Ia pun berhenti scroll sosmed dan bergegas kembali fokus menyelesaikan tugasnya. Laptop menyala, kertas berserakan, dan tugas yang masih setia menunggu untuk direvisi lagi. Pikirannya berkata untuk beristirahat, tapi hatinya mendesak untuk menyelesaikan tugas sebelum tidur.

Waktu terasa berjalan begitu cepat. Detik berubah menjadi menit, menit menjadi jam, hingga tanpa sadar waktu sahur telah tiba dan adzan Subuh hampir berkumandang.  

Aysa menghela napas panjang. Ia kelelahan, perutnya kembali keroncongan, dan malas untuk memasak.
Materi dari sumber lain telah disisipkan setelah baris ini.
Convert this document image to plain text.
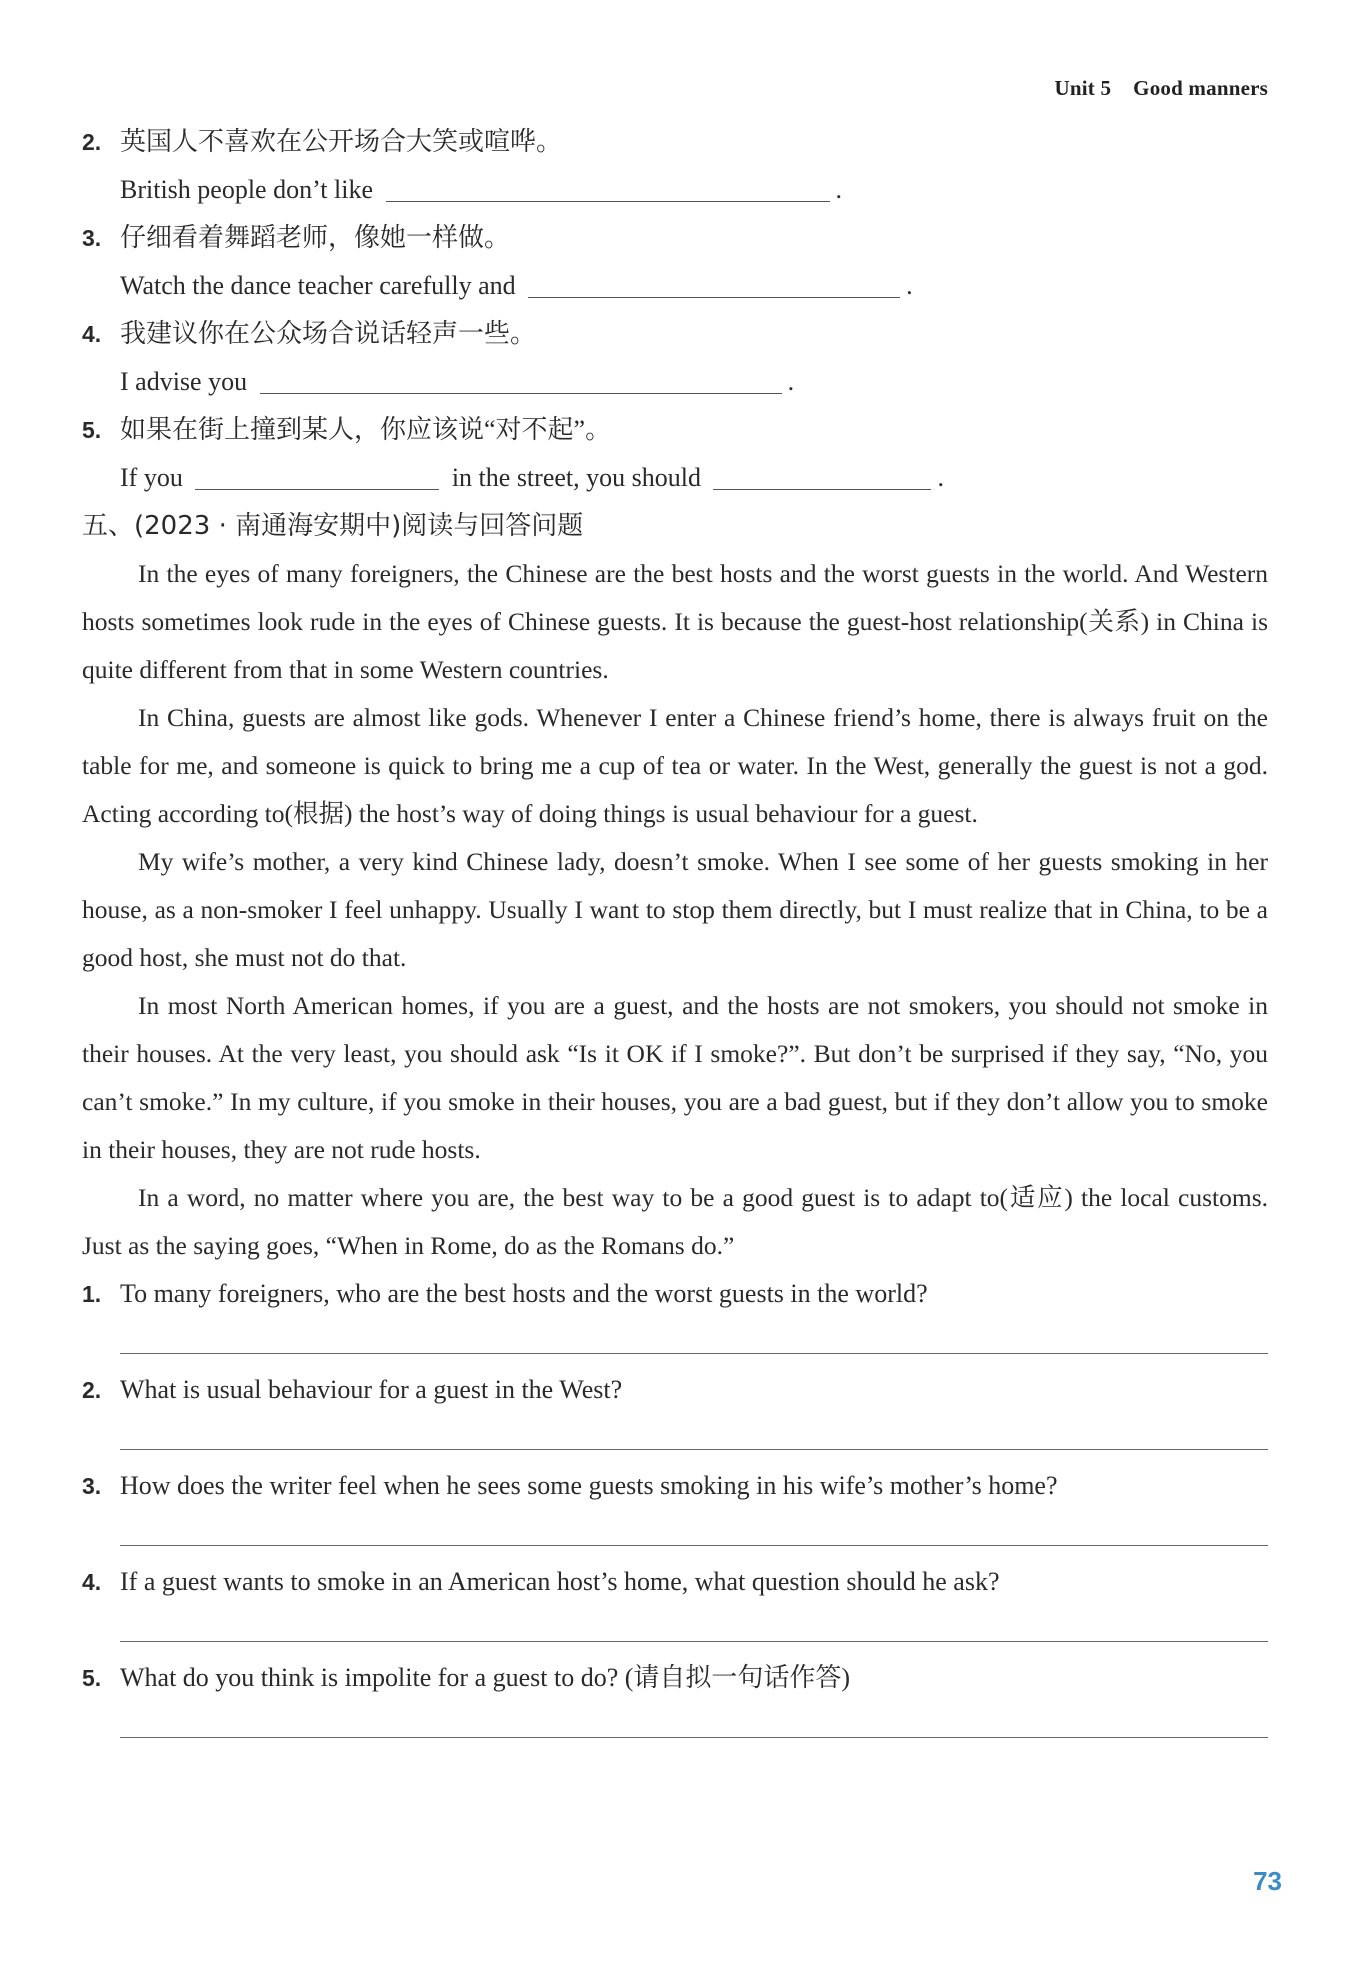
Unit 5 Good manners
2. 英国人不喜欢在公开场合大笑或喧哗。
British people don’t like	.
3. 仔细看着舞蹈老师，像她一样做。
Watch the dance teacher carefully and	.
4. 我建议你在公众场合说话轻声一些。
I advise you	.
5. 如果在街上撞到某人，你应该说“对不起”。
If you	in the street, you should	.
五、(2023 · 南通海安期中)阅读与回答问题

In the eyes of many foreigners, the Chinese are the best hosts and the worst guests in the world. And Western hosts sometimes look rude in the eyes of Chinese guests. It is because the guest-host relationship(关系) in China is quite different from that in some Western countries.

In China, guests are almost like gods. Whenever I enter a Chinese friend’s home, there is always fruit on the table for me, and someone is quick to bring me a cup of tea or water. In the West, generally the guest is not a god. Acting according to(根据) the host’s way of doing things is usual behaviour for a guest.

My wife’s mother, a very kind Chinese lady, doesn’t smoke. When I see some of her guests smoking in her house, as a non-smoker I feel unhappy. Usually I want to stop them directly, but I must realize that in China, to be a good host, she must not do that.

In most North American homes, if you are a guest, and the hosts are not smokers, you should not smoke in their houses. At the very least, you should ask “Is it OK if I smoke?”. But don’t be surprised if they say, “No, you can’t smoke.” In my culture, if you smoke in their houses, you are a bad guest, but if they don’t allow you to smoke in their houses, they are not rude hosts.

In a word, no matter where you are, the best way to be a good guest is to adapt to(适应) the local customs. Just as the saying goes, “When in Rome, do as the Romans do.”

1. To many foreigners, who are the best hosts and the worst guests in the world?
2. What is usual behaviour for a guest in the West?
3. How does the writer feel when he sees some guests smoking in his wife’s mother’s home?
4. If a guest wants to smoke in an American host’s home, what question should he ask?
5. What do you think is impolite for a guest to do? (请自拟一句话作答)
73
Dengan cepat, ia membuka aplikasi ojek online dan memesan makanan junk food yaitu burger dengan keju ekstra, kentang goreng renyah, dan segelas es kopi susu.  

“Udah, yang penting kenyang dulu,” gumamnya, menikmati sahur yang mepet imsak itu dengan lahap.  

Namun, di tengah suapan terakhir, ia mendadak termenung.  Setiap hari yang ia jalani terasa seperti terlalu sibuk, terlalu terburu-buru, hingga tak ada waktu untuk sekadar menikmati momen ibadah yang seharusnya lebih diprioritaskan dan hingga lupa menjaga kesehatannya sendiri.  

Ia menarik napas dalam-dalam, lalu mengambil ponselnya dan membuka aplikasi catatan. Jarinya mulai mengetik daftar kegiatan yang perlu ia atur ulang:  

To-Do List Aysa Hari Ini 

06.00 – 08.00 → Bangun + Persiapan Kuliah  

08.00 – 16.00 → Kuliah

16.00 – 17.30 → Ngerjain tugas (set timer 45 menit, istirahat 15 menit)  

17.30 – 18.30 → Buka puasa dengan tenang + Ibadah  

18.30 – 19.30 → Tarawih & Tadarus (No Excuse!)  

19.30 – 21.00 → Rapat Organisasi  

21.00 – 22.30 → Ngerjain tugas kuliah + Selesaiin jobdesk organisasi 

22.30 – 23.30 → Self-care + Tidur lebih awal  

03.30 – 04.30 → Sahur dengan makanan sehat (No Junk Food!) + Ibadah

Setelah mengetik jadwal itu, Aysa tersenyum kecil. Aysa menatap to-do list yang ia buat dengan lega.  

“Mungkin selama ini yang kurang bukan waktu, tapi cara aku membaginya,” gumamnya sambil tersenyum kecil.  

Sejak itu, ia memutuskan untuk menjalani harinya dengan lebih teratur. Bukan hanya agar tugas selesai tepat waktu, tetapi juga agar dirinya tetap sehat, tetap beribadah, dan tetap punya waktu untuk istirahat.

Dan untuk pertama kalinya setelah sekian lama, hatinya terasa lebih tenang.